11 How to Eliminate Cold Keys and Expired Keys in MC

11 How to Eliminate Cold Keys and Expired Keys in MC #

Hello, I am your caching course teacher Chen Bo. Welcome to Lesson 11 “Memcached Eviction Strategies”.

Eviction Strategies #

As a caching component, Memcached (MC) can only store the most frequently accessed hot data. Once the stored data exceeds the memory limit, it is necessary to evict the cold keys in MC. Most keys in MC have expiration times. After a key expires, for performance reasons, MC does not immediately delete the expired key. Instead, it is gradually cleaned by a maintenance thread. Only when this expired key is accessed, it will be deleted to reclaim storage space.
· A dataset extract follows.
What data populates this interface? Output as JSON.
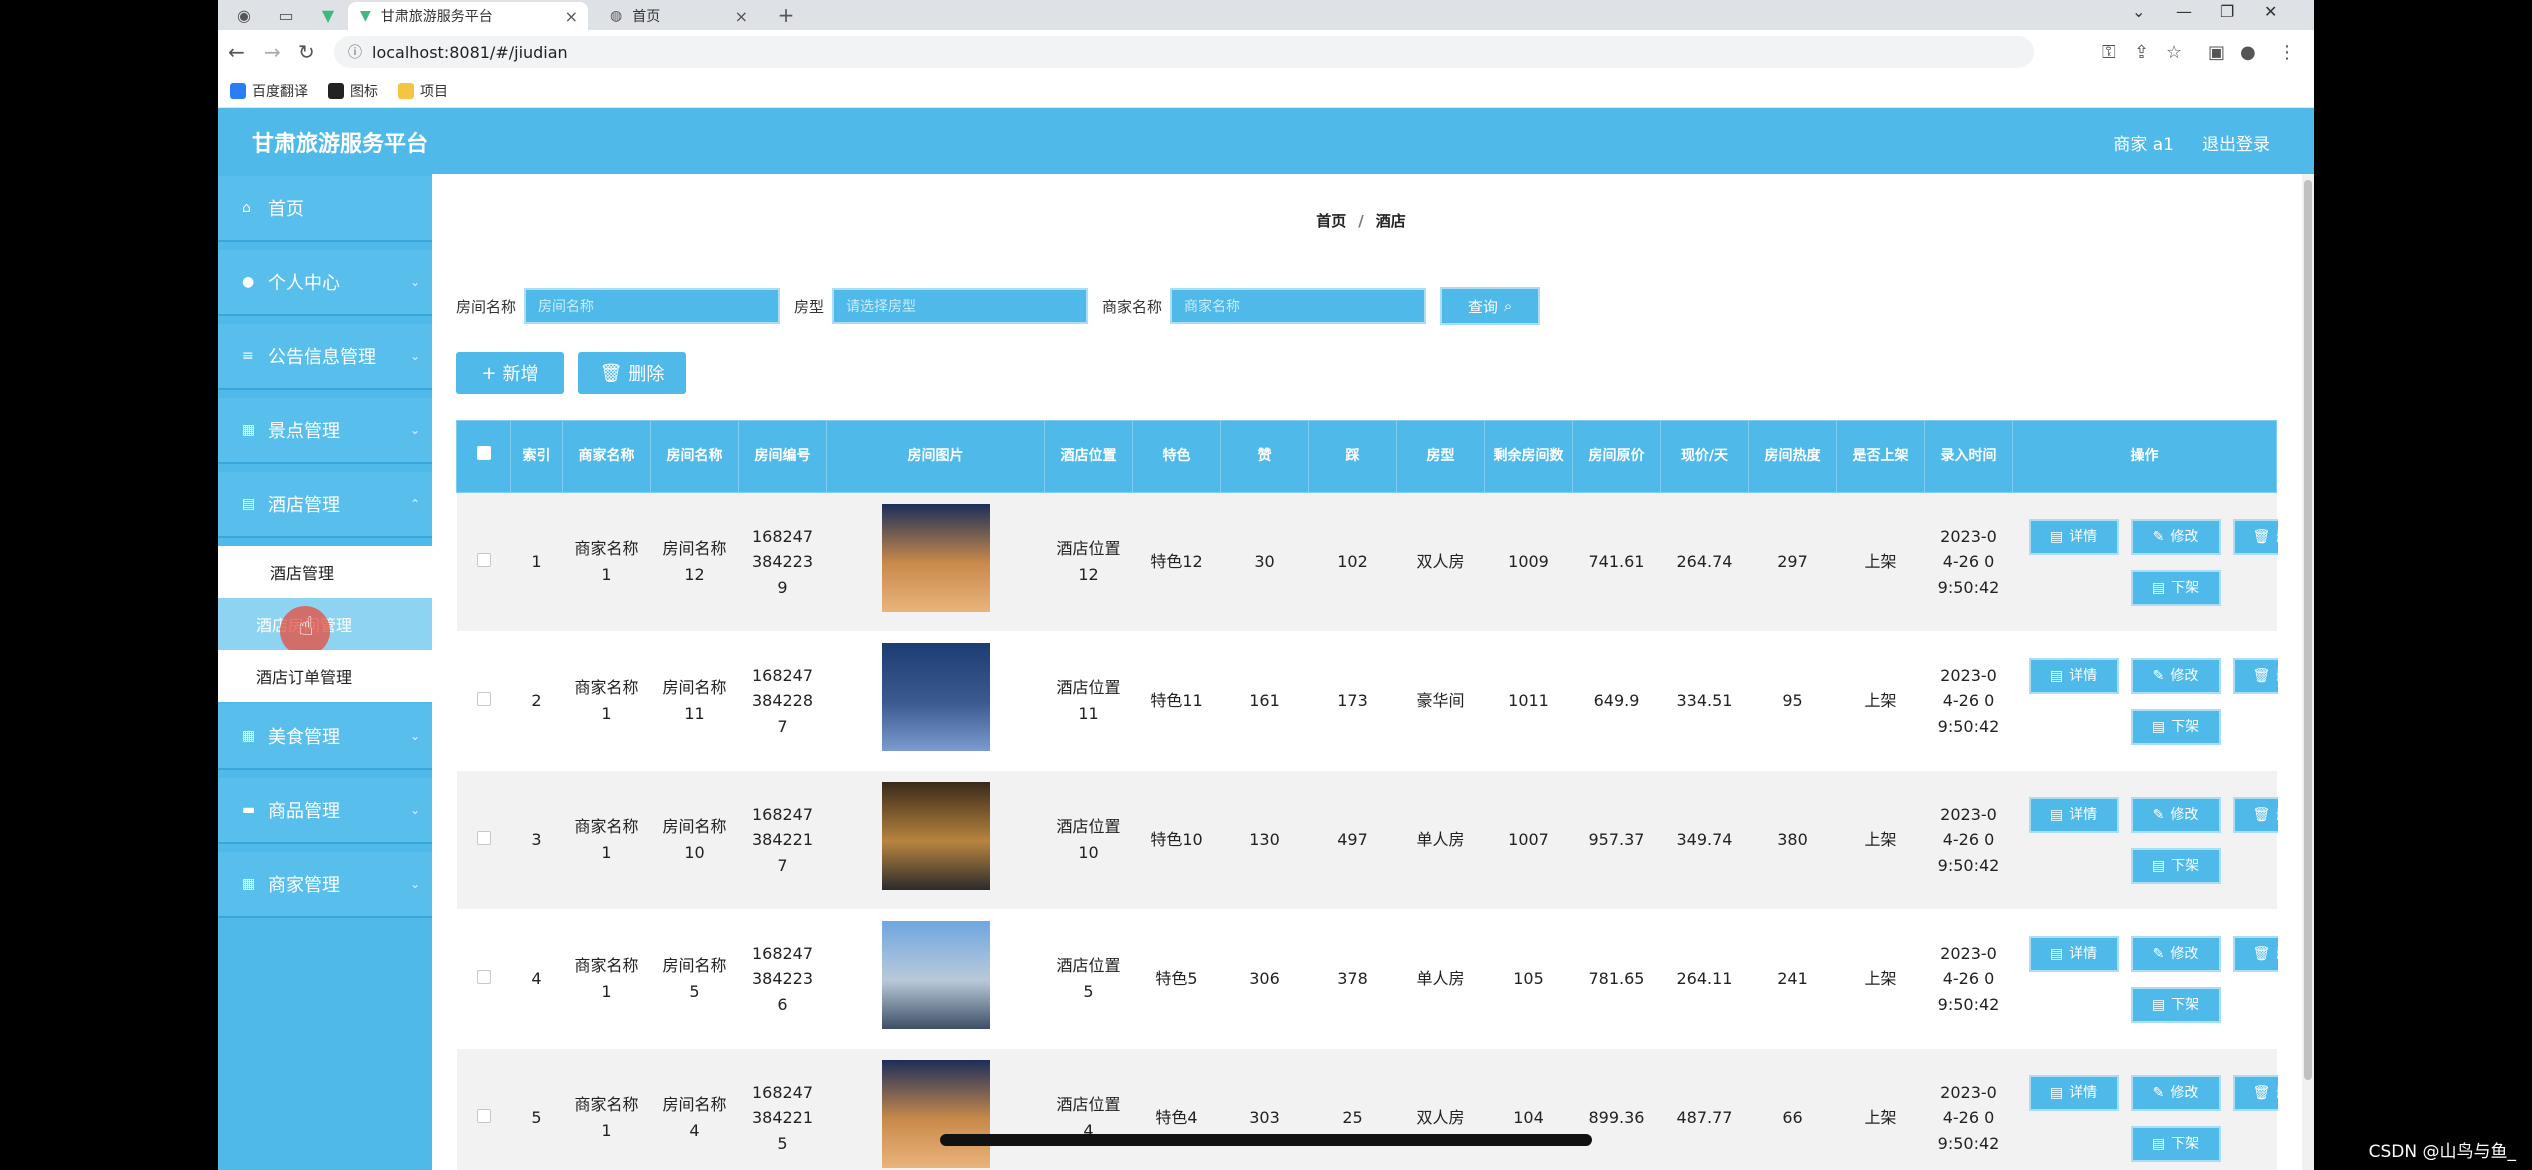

Therefore, MC manages the lifecycle of keys, including both expiration and deletion for reclaiming, as shown in the following diagram.

img

Key expiration includes two scenarios: expiration after the expire time and expiration of all keys after flush_all is called.

MC has three ways to delete and reclaim key/value pairs:

  1. The first way is lazy deletion upon retrieval. After a key expires, it is not immediately deleted. Instead, when the key is retrieved, the status of the key is checked. If it has expired, it is truly deleted and the storage space is reclaimed.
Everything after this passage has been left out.